Die Idee stammt ursprünglich von George Soros, der den Verkauf von US-Ölreserven letzte Woche in Berlin aufgebracht hatte – als einziges Mittel, um Russland wirklich unter Druck zu bringen. Aber gaaanz sicher hat Soros unseren Artikel gelesen – dort hatten wir bereits am 03.März prognostiziert: „Zielführender aus Sicht des Westens – wenn man Russland wirklich beeindrucken wollte – wäre es, das Land dort zu treffen, wo es am Verwundbarsten ist: nämlich bei den Ölpreisen (und den daran gekoppelten Gaspreisen)“.

Die USA hatten am 12.März bereits eine kleine Menge der strategischen Öl-Reserven frei gegeben, doch nun mehren sich die Stimmen, die eine Freigabe in großem Maßstab fordern. So berichtet Bloomberg.com, dass derartige Überlegungen gestern bei einer Kongress-Anhörung aufgeworfen wurden. Die USA könnten täglich 500.000 Barrel ihrer Reserven verkaufen, und würden damit den Ölpreis um 12 Dollar nach unten bringen, rechnet Paul Verleger vor. Verleger hatte als Berater für die Regierungen Ford und Carter gearbeitet – als Politikveteran besitzt er immer noch gute Drähte zur aktuellen Regierung. Alleine ein 12 Dollar tieferer Ölpreis würde Russland 40 Milliarden US-Dollar kosten, das sind 2% des russischen BIP.

Die Idee hat aber nicht nur Anhänger bei den traditionell eher anti-russisch eingestellten Republikanern, die sich noch weitgehend in Denkkategorien des Kalten Krieges bewegen. Inzwischen fordern auch zahlreiche Demokraten den Einsatz der „Öl-Waffe“.

Dabei kommt den USA entgegen, dass die Öl-Lager derzeit prall gefüllt sind. Daher sehen viele in einem verstärkten Öl-Export der USA eine noch effektivere Methode, um Russland zu schwächen – die Exporte hätten schließlich einen ähnlichen Effekt wie die Freigabe der Reserven, da frisches Angebot auf den Markt käme.

2 Kommentare

2 Comments

  1. Avatar

    Michael

    27. März 2014 18:00 at 18:00

    Das ist Quatsch. Dann bräche das US-Wunder „Fracking“ in sich zusammen. Das benötigt einen geschmeichelten Mindestölpreis von 90 $/b. Die US-Öllager sind rappelvoll, weil das Fracking-Öl nur sehr schlecht zu cracken ist. Es taugt soviel, wie Teeröl. Nichts. Wer das kauft ist selber Schuld. Aber den deutschen Politikern ist jede Blödheit zuzutrauen.
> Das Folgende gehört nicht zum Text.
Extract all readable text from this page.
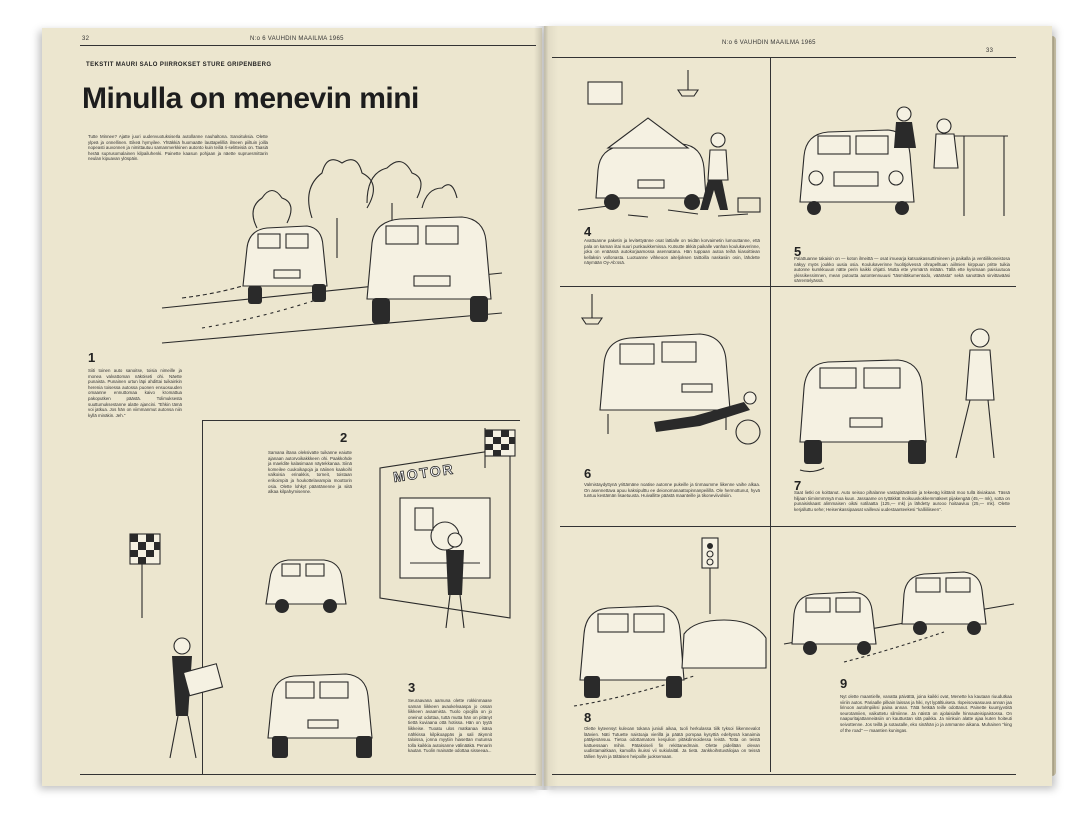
32	N:o 6 VAUHDIN MAAILMA 1965
TEKSTIT MAURI SALO PIIRROKSET STURE GRIPENBERG
Minulla on menevin mini
Tutte Minnee? Ajatte juuri uudenvuotuksiseIla autollanne nauhaltona. Sanoituksia. Olette ylpeä ja onnellinen. Eikeä hymyilee. Yhtäkkiä huomaatte lauttapelilliä ilmeen piiltuin joilla nopeasti auvonnen ja nimittautuu samanmerkkinen autonto kuin teiliä ri-selitteisiä on. Taasiä herää suprusomalainen kilpailuhenki. Painette kaasun pohjaan ja näette supruesmittarin neulan kipuavan ylöspäin.
1
Siiti toinen auto sanoitse, toisia nimeille ja monea valvattoman näköiseti ohi. Näette punaista. Punainen urtun läpi ahdittai tuikainkin herenia toisessa autossa puonen ensuosuuden omaanne ennuttomaa kaivo kromattua pakoputken päästä. Tolimuksesta suuttumuksestanne alatte ajancini. "Ehkin tämä voi jatkua. Jos hän on viimmanmut autonsa niin kyllä minäkin. Jeh."
2
Samana iltana oleksivatte tuikanne eaiutte ajanaan autorvoikakkkeen ohi. Paakkohde ja maeldite kalasimaan näytekkanaa. Siinä komeilee cuukoikapoja ja näiinen kaakoihi valkoisia erinakkis, torneit, toistaan erikoimpiä ja houkottelavampia moottorin osia. Olette lohkyt pääntänenne ja siitä alkaa kilpahymisenne.
MOTOR
3
Seuraavana aamuna olette rokkinmaase saman liikkeen avaokelvaaspa jo ossan liikkeen avaamista. Tuolo ojoojilla on jo oneinut odottaa, tuttä mutta hän on pitänyt tiettä kuviaana ottä hotissa. Hän on tyytä liikkeise. Tuoatu ulos matkanaa isäsa nähkissa kilpikoappäs ja sali äkynnit taloissa, jonna myytiin hiasettan mutunsa tolla kaikkia autoisanne välinääkä. Penarin kautan. Tuolin mainatte odottaa sisseeaa...
N:o 6 VAUHDIN MAAILMA 1965
33
4
Avattuanne paketin ja levitettyänne osat lattialle on teidän korvaimetin lumouttanne, että pala on kaman iitai suuri punkaukkemissa. Kutsutte äkkiä paikalle vanhan koulukaverinne, joka on enäässä autokorjaamossa asennatana. Hän tuppaan autoa teihä kiasoittiean kellaksin vollonasta. Luotuanne vihkeoon aiteljoksen taittoilla naskasiin osin, lähdette näymään Oy-Ab:ssä.
5
Palattuanne takaisin on — koton ilmeittä — osat imuearja katsoakassuttimineen ja paikalla ja ventiilikoneistosa näkyy myös joukko uusia osia. Koulukaverinne huolitjolvessä ohrapelltuan aiilmien kirppuun pritte tuikia autonne kumkkuuun nätte perin kaikki ohjatti. Mutta ette ymmärrä mitään. Tällä ette kysimaan paisiuutuoa ykissikessimnen, mean putoutta autontennuuusi "täsmitäkumentodo, väärästa" sekä sanottävä sirvittavääsi särrentelyässä.
6
Valmistaydyttynä yrittämäne noatise autonne pukeille ja tinmaumme liikenne vaihe alkaa. On asennettava apuu kaksipulttu ee deionomanaattopinnanpeilillä. Ole hermottunut, hyvä tuntuu kestämän lisaetuusta. Huivallitte päästä maanteille ja tikoneviivolsiiin.
7
Saat lietki on koittanut. Auto seisoo pihalanne vastapitävästiin ja tekeeäg kiittänit moo tullä itiviakaan. Tässä hiljaan tiiminmmmyä moa kuun. Jassaame on tyttäkkät moikuuskokkemmäkeet pijakengää (45,— mk), sotta on punaisiskaast alimmaisen oikäi sotilaatta (125,— mk) ja lähdetty aurooo hoitaaviuu (25,— mk). Olette kerjalluttu sehe; Heisenkassipaasat vaillevai uudestaanteekesi "kalliiliiseen".
8
Olette kyteensyt kuleoan tokana juniuli aikaa, tuoli herkulassa tiilk tyksoi liikennevalot läävien. Näti Tutuette naistoaja vierillä ja päätä pompaa kysyttiä edeltyssä kanaimia pätäjesänsuu. Tietoa odottamatom kesjulion pitäkdinnoidessa leistä. Totta on teistä kattuessaan mihin. Pätaksiseli fin rekittanedmain. Olette pidellään olevan uudistamaitkaan, kamoilla ikuissi vii sukiolaitäl. Ja tietä. Jankkoihstuväliojaa on teissä tällien hyvin ja tältäisen heipoille juoksemaan.
9
Nyt olette maantielle, vanatta päivättä, joina kaikki ovat, Menette ka kautaan riuudutkaa viiriin autos. Pariaalle pilkain laissas ja hiki, nyt lypältiuiseta. Ilopeisovaasuuva annan jaa lirinoon autolmpiiksi paina annan. Tätä hetkää teille odottanut. Painette kuumjyvöitä seurotamiien, vaikuttetu silmiinne. Ja näistä on ajolaisialle hinnauteisipaistossa. On naapuritajattanneiäsiin on kauttustan sitä paikka. Ja niinkuin alatte ajaa kuten hoiteuti seivottenne. Jos teillä ja sotautalle, eko sinähän jo ja ammanne aikana. Muhainen "king of the road" — maantien kuningas.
    Wenn die Amis weiterkläffen, geht noch die gesamte Ostukraine an Russland. Der Rest kann, wie es historisch exakt wäre, an Polen und Tschechien angeschlossen werden. Das Land raubte die UdSSR nämlich nach dem 2. Weltkrieg im Ausgleich gegen deutsche Provinzen. Ein Staat Ukraine hat (jung) historisch gesehen gar keine Existenzberechtigung.

    Die können mal langsam zur Tagesordnung übergehen. Der US-10y-Zins hat einen extrem spannenden Trend entwickelt. Danach würden sich diverse Währungen und Gold erholen und die Aktien verlieren. Mal abwarten, wann die Algorirhmen das Spiel zocken wollen. Algorithmen ist Politik oder Geschichte ziemlich egal.

  2. Avatar

    donald unterschied

    28. März 2014 16:12 at 16:12

    bei dem „versuch“ den ölpreis zu drücken, wird völlig ausgeblendet welche auswirkungen dieser vermeindlichen „sanktion“ wirklich hat. die us gehen davon aus dass dies nur russland trift, was völli falsch ist.
    es trifft auch die us verbündeten, saudi-arabien, lybien, kuwait, oman, vae usw. sowie alle anderen staaten die mit öl geschäfte machen. alle die werden mit derartigem handeln nicht einverstanden sein. russland beträfe es nicht allein. wie kurzsichtig und unausgegoren diese propaganda ist, kann schon ein elementar-schüler vorausberechnen.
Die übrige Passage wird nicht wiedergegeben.